Close of Utah Legislative Session Kills Effort to Move Back February Presidential Primary Option

It is pretty standard for there to be a flurry of activity on the last day of any state legislative session. Utah was not an exception to that rule as the legislature in the Beehive state adjourned on Thursday, March 12. One item not on the list of 2015 legislative accomplishments, though, was moving the February presidential primary option back into compliance with national party rules. HB 329 died in committee when the regular legislative session expired.

In response, it might be easy to suggest that passing legislation to move the February presidential primary option to March was moot anyway. For starters, the Utah Republican Party has already voted to switch from the primary to a state-party funded caucuses/convention system for 2016. Secondly, no appropriations proposals ever made it into any of the budget bills this session. No funding, no February primary. At best, then, passing HB 329 would have been a move aimed at the 2020 presidential election cycle. 2020 is a long way off, and Utah legislators will have other opportunities to revisit this after the caucuses experiment in 2016.

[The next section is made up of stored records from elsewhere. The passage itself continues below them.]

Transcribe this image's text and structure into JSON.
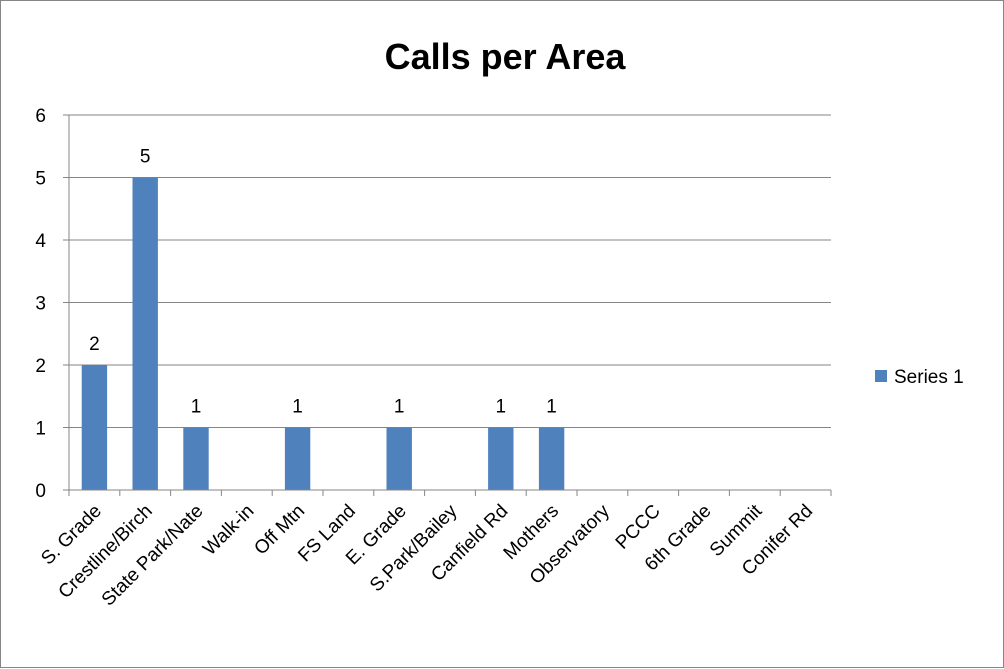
{
  "chart_data": {
    "type": "bar",
    "title": "Calls per Area",
    "xlabel": "",
    "ylabel": "",
    "categories": [
      "S. Grade",
      "Crestline/Birch",
      "State Park/Nate",
      "Walk-in",
      "Off Mtn",
      "FS Land",
      "E. Grade",
      "S.Park/Bailey",
      "Canfield Rd",
      "Mothers",
      "Observatory",
      "PCCC",
      "6th Grade",
      "Summit",
      "Conifer Rd"
    ],
    "series": [
      {
        "name": "Series 1",
        "values": [
          2,
          5,
          1,
          null,
          1,
          null,
          1,
          null,
          1,
          1,
          null,
          null,
          null,
          null,
          null
        ],
        "color": "#4f81bd"
      }
    ],
    "data_labels": [
      "2",
      "5",
      "1",
      "",
      "1",
      "",
      "1",
      "",
      "1",
      "1",
      "",
      "",
      "",
      "",
      ""
    ],
    "ylim": [
      0,
      6
    ],
    "yticks": [
      "0",
      "1",
      "2",
      "3",
      "4",
      "5",
      "6"
    ],
    "grid": true,
    "legend": "right",
    "axis_color": "#868686",
    "grid_color": "#868686"
  }
}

This development is not without significance, though. The February option is now off the table in Utah. And while Republicans are seemingly locked into likely March caucuses, the Utah Democratic Party process is still a bit up in the air. A bit. Democrats would have the option of using the late June primary as called for by Utah state law. However, that date is too late to comply with the Democratic National Committee rules on delegate selection.1

That means that Utah Democrats will have to use the caucuses/convention system the party utilized in 2012 again in 2016 to comply with the delegate selection rules of the national party. Like Utah Republicans, Democrats in the Beehive state are very likely to hold a presidential preference vote in conjunction with March neighborhood caucus meetings. This is what Utah Democrats did in 2012.

1 Rule 11 sets a window of time in which non-carve out states can conduct delegate selection events. That window opens on the first Tuesday March and closes the second Tuesday in June. The regular Utah primary falls on the fourth Tuesday in June.